With no national border secure in cyberspace, Internet security has become a buzzword, though many still uses it to define military alliances. The scandal of U.S. forces in Japan and Korea, and the continuing meddling of the U.S. in Philippine and Vietnam affairs would be laughable if it were not dangerous. The U.S. clearly needs to confront its economic dependence on its military might. The CNMI economy, sadly, is totally dependent on Uncle Sam’s western Pacific military interests.
The U.S. strategy of air strikes on the Islamic State begs the Watergate wisdom to “trace the money.” Jets from Arab countries are not mirages from the desert, nor are the rockets and missiles bought at WalMart; they are hardware acquired from oil revenues to keep EU and U.S. companies humming.
That there is no money in peace, but a lot to be made in war, is obvious. Many want to play. When NoKor’s No. 2 man surprisingly shows up at the Asian Games’ closing, it unhinged many players in the armaments industries, so we saw ranking State personnel immediately show up in Seoul and Japan. Suddenly, SoKor and NoKor exchange live fires, India and Pakistan revive dormant sparks in Kashmir, EU and Russia fight it out by proxy in Ukraine and Crimea, while Kurds riot against Turkey for not intervening in the border Syrian town of Kobani when they really want (and need) to create a Kurdistan. The global stock market adjusts accordingly with commercial gain being the sole consideration. Human lives are dispensable.

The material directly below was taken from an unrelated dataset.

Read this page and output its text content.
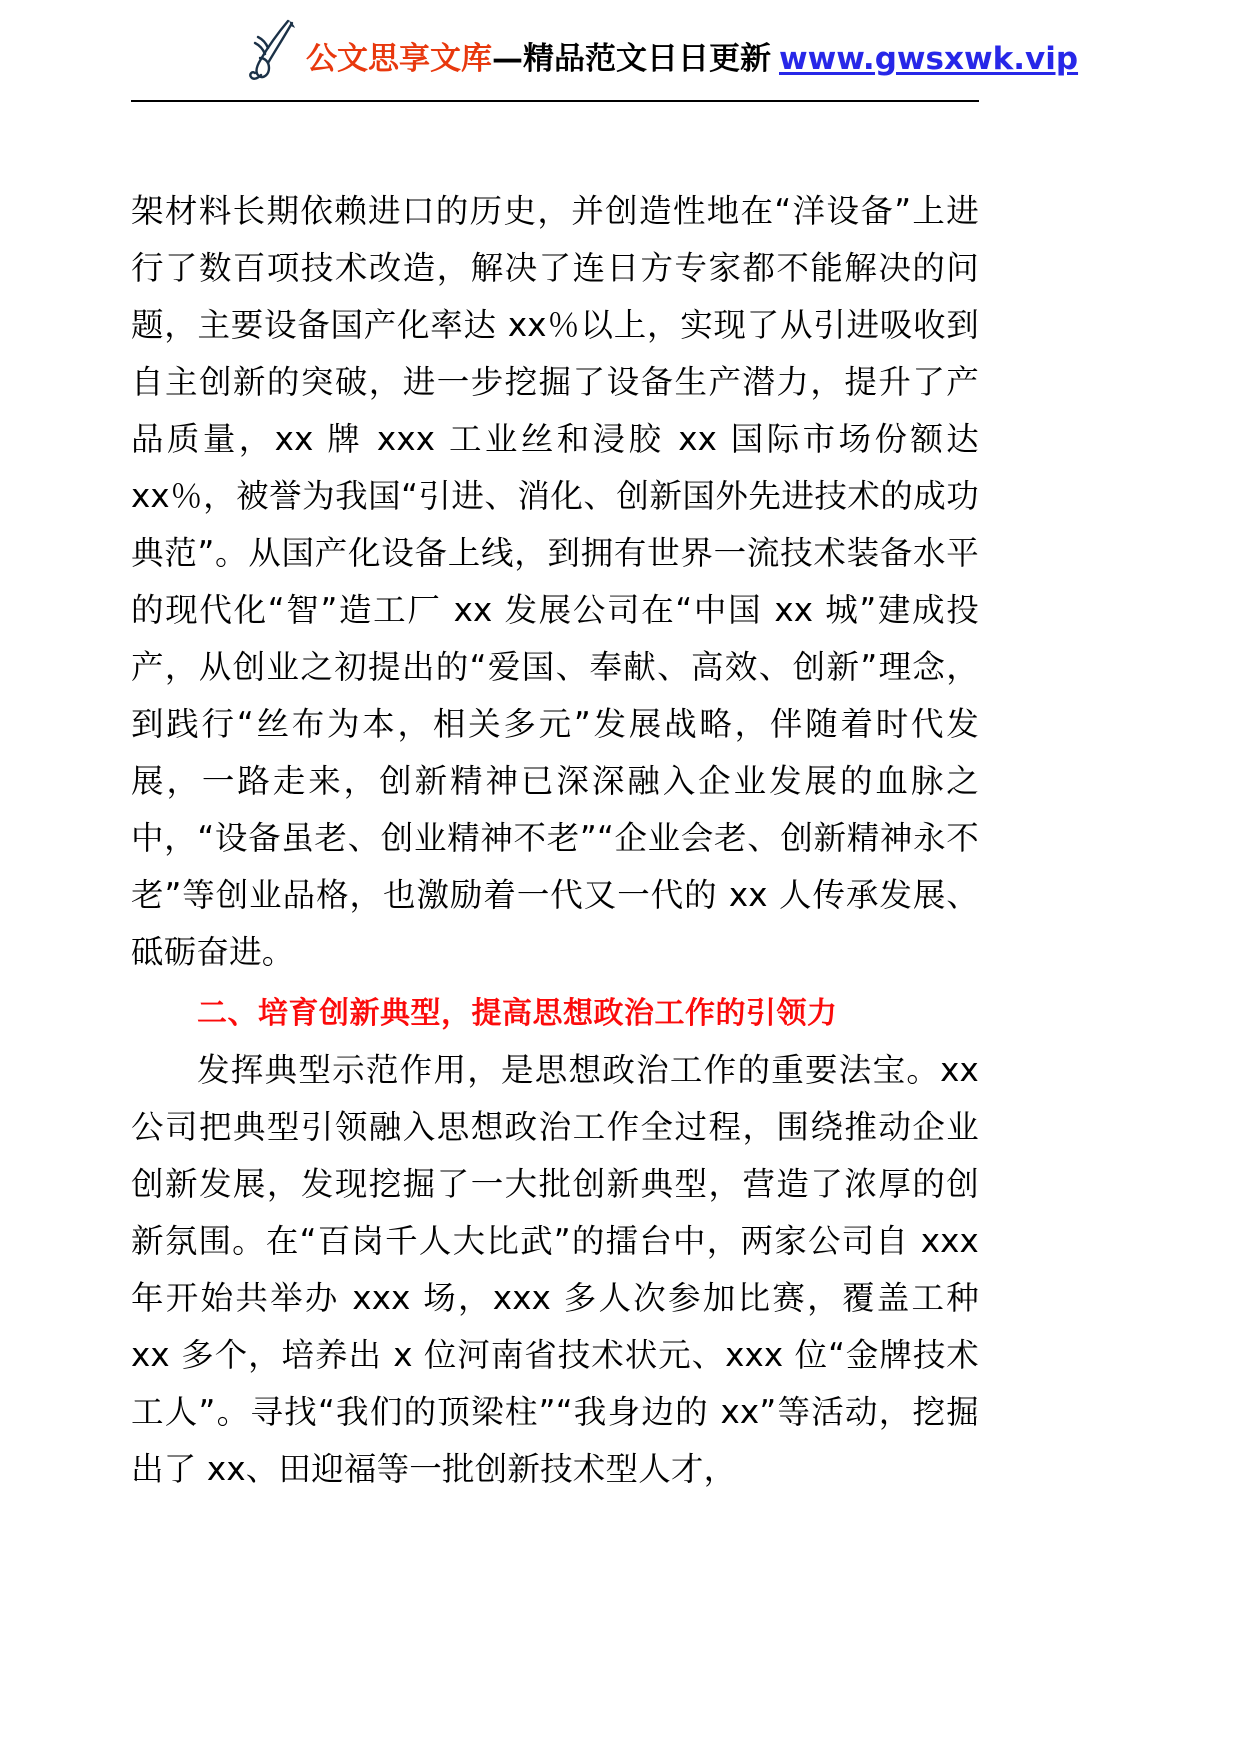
公文思享文库—精品范文日日更新 www.gwsxwk.vip

架材料长期依赖进口的历史，并创造性地在“洋设备”上进行了数百项技术改造，解决了连日方专家都不能解决的问题，主要设备国产化率达 xx％以上，实现了从引进吸收到自主创新的突破，进一步挖掘了设备生产潜力，提升了产品质量，xx 牌 xxx 工业丝和浸胶 xx 国际市场份额达 xx％，被誉为我国“引进、消化、创新国外先进技术的成功典范”。从国产化设备上线，到拥有世界一流技术装备水平的现代化“智”造工厂 xx 发展公司在“中国 xx 城”建成投产，从创业之初提出的“爱国、奉献、高效、创新”理念，到践行“丝布为本，相关多元”发展战略，伴随着时代发展，一路走来，创新精神已深深融入企业发展的血脉之中，“设备虽老、创业精神不老”“企业会老、创新精神永不老”等创业品格，也激励着一代又一代的 xx 人传承发展、砥砺奋进。

二、培育创新典型，提高思想政治工作的引领力

发挥典型示范作用，是思想政治工作的重要法宝。xx 公司把典型引领融入思想政治工作全过程，围绕推动企业创新发展，发现挖掘了一大批创新典型，营造了浓厚的创新氛围。在“百岗千人大比武”的擂台中，两家公司自 xxx 年开始共举办 xxx 场，xxx 多人次参加比赛，覆盖工种 xx 多个，培养出 x 位河南省技术状元、xxx 位“金牌技术工人”。寻找“我们的顶梁柱”“我身边的 xx”等活动，挖掘出了 xx、田迎福等一批创新技术型人才，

Civil disobedience is a tactic to break existing law on the ground that one’s life is worth the sacrifice for a higher law. The idealism of the young has now turned into growing delinquent behavior of the bored rich and disillusioned hopeless. HK is becoming an object lesson for agents of change; momentary outbursts may be tolerated but sustained revolution is a costly enterprise.
Paradigm shifts. Change is in the nature of life. Jerusalem, NYC, Nairobi, Rio, Tokyo, Brussels, and Beijing need to catch up with the learning curve. Sh*ft happens.